Кристина на миг запнулась. И правда, свет-то в квартире не горит, мама наверняка уже спит, а у нее нет дурной привычки оставлять включенным свет.

— Это в нашей спальне не горит, — вывернулась она. — А в гостиной горит. Окна гостиной ведь выходят на другую сторону. Я только что сама видела…

И опять в машине повисло тягостное молчание. Как будто не друзья, не любовники бывшие встретились, а смертельные враги, вынужденные по уважительной причине соблюдать нейтралитет. И Кристине уже казалось, что она действительно ненавидит Чернышева. Вот ведь сколько лет пыталась его возненавидеть, сколько лет убеждала себя в этом, но даже не в самой глубине души, даже на ее поверхности чувствовала всю фальшь. Теперь же и уговаривать себя не было необходимости. Сидит тут, барин, в машине. Да не в Запорожце занюханном, не в Ниве отцовской, куда там — в Нисане-Патролл! Именно о такой машине мечтал Кристинин отец, да выше Жигуленка так и не перепрыгнул. Да и ту пришлось продать после его смерти, жить-то на что-то нужно было, не до жиру уж, не до машин. А тут нате вам, здравствуйте! Приехал на шикарной машине, в душу лезет, в подробности вникает. Как муж, да почему свет не горит, почему не ждет, не встречает, да есть ли дети. Тебе-то какое дело?! Ты ведь сам бросил на произвол судьбы, чего же теперь корчишь из себя такого заботливого? И впервые за прошедшие годы Кристина обрадовалась, что он ее бросил. Потому что вот такой, каким она увидела его сегодня, чужой и фальшивый, он ей и даром не был нужен. Потому что это не тот Валерка, которого она, кажется, всю свою жизнь любила.

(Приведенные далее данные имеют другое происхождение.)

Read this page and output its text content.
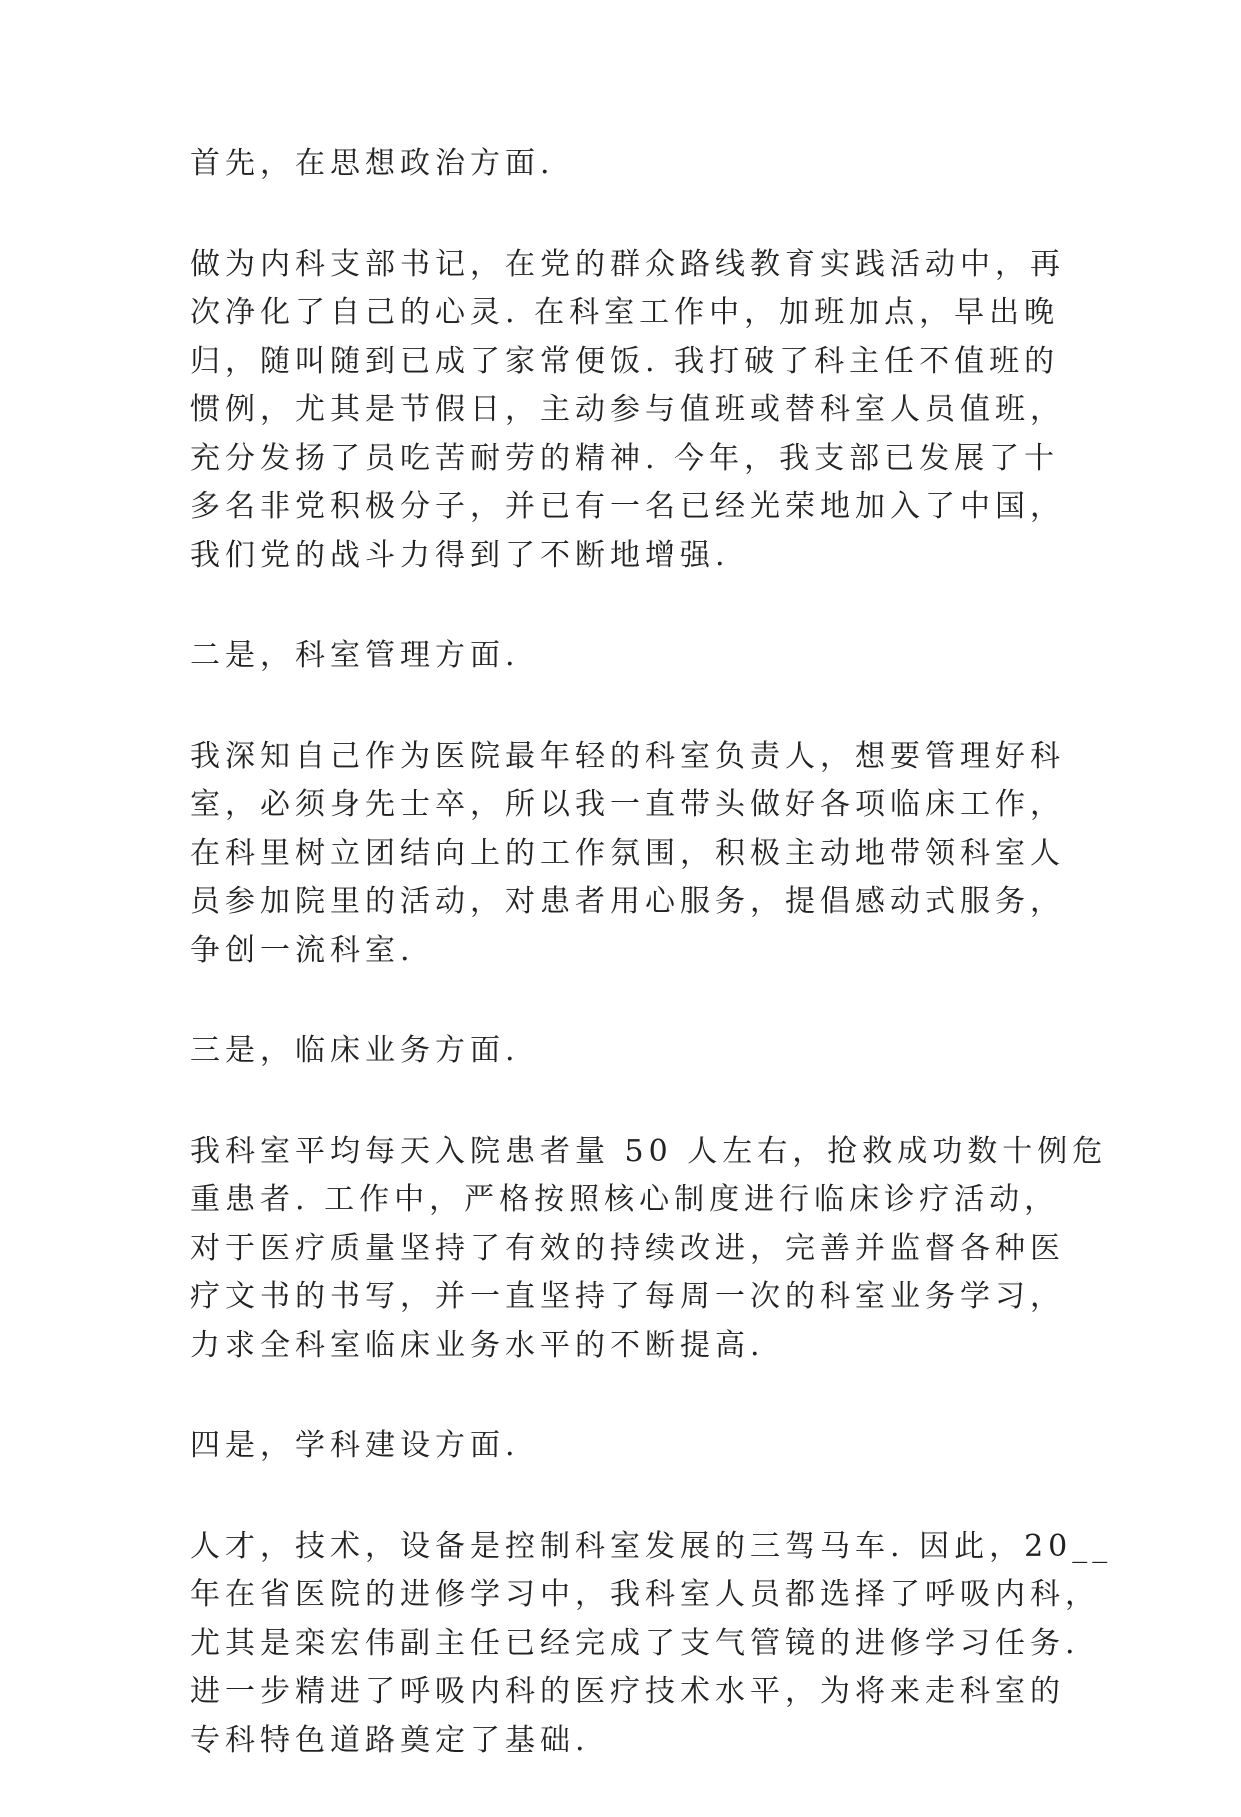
首先，在思想政治方面.
做为内科支部书记，在党的群众路线教育实践活动中，再
次净化了自己的心灵. 在科室工作中，加班加点，早出晚
归，随叫随到已成了家常便饭. 我打破了科主任不值班的
惯例，尤其是节假日，主动参与值班或替科室人员值班，
充分发扬了员吃苦耐劳的精神. 今年，我支部已发展了十
多名非党积极分子，并已有一名已经光荣地加入了中国，
我们党的战斗力得到了不断地增强.
二是，科室管理方面.
我深知自己作为医院最年轻的科室负责人，想要管理好科
室，必须身先士卒，所以我一直带头做好各项临床工作，
在科里树立团结向上的工作氛围，积极主动地带领科室人
员参加院里的活动，对患者用心服务，提倡感动式服务，
争创一流科室.
三是，临床业务方面.
我科室平均每天入院患者量 50 人左右，抢救成功数十例危
重患者. 工作中，严格按照核心制度进行临床诊疗活动，
对于医疗质量坚持了有效的持续改进，完善并监督各种医
疗文书的书写，并一直坚持了每周一次的科室业务学习，
力求全科室临床业务水平的不断提高.
四是，学科建设方面.
人才，技术，设备是控制科室发展的三驾马车. 因此，20__
年在省医院的进修学习中，我科室人员都选择了呼吸内科，
尤其是栾宏伟副主任已经完成了支气管镜的进修学习任务.
进一步精进了呼吸内科的医疗技术水平，为将来走科室的
专科特色道路奠定了基础.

Потому что этот, который сейчас сидит перед нею, довольный собой — чужой, не имеющий к ее Валерке ни малейшего отношения! Этот — надутый фанфарон, самовлюбленный эгоист, не человек — "звезда" дутая, "полубожество" напыщенное! Самодовольный, самовлюбленный нарцисс, павлин! И ведь пришел не извиняться за телеграмму, и не просто так, по-человечески проведать старого друга (хотя бы друга!). Нет, он пришел самоутвердится за ее счет! Вот, мол, посмотри, каким я стал! Не чета тебе! И жизнь у меня нынче — с твоею ни в какое сравнение не пойдет! Потому что ты — так, букашка мелкая, незаметная, а я — небожитель, москвич, артист, знаменитость!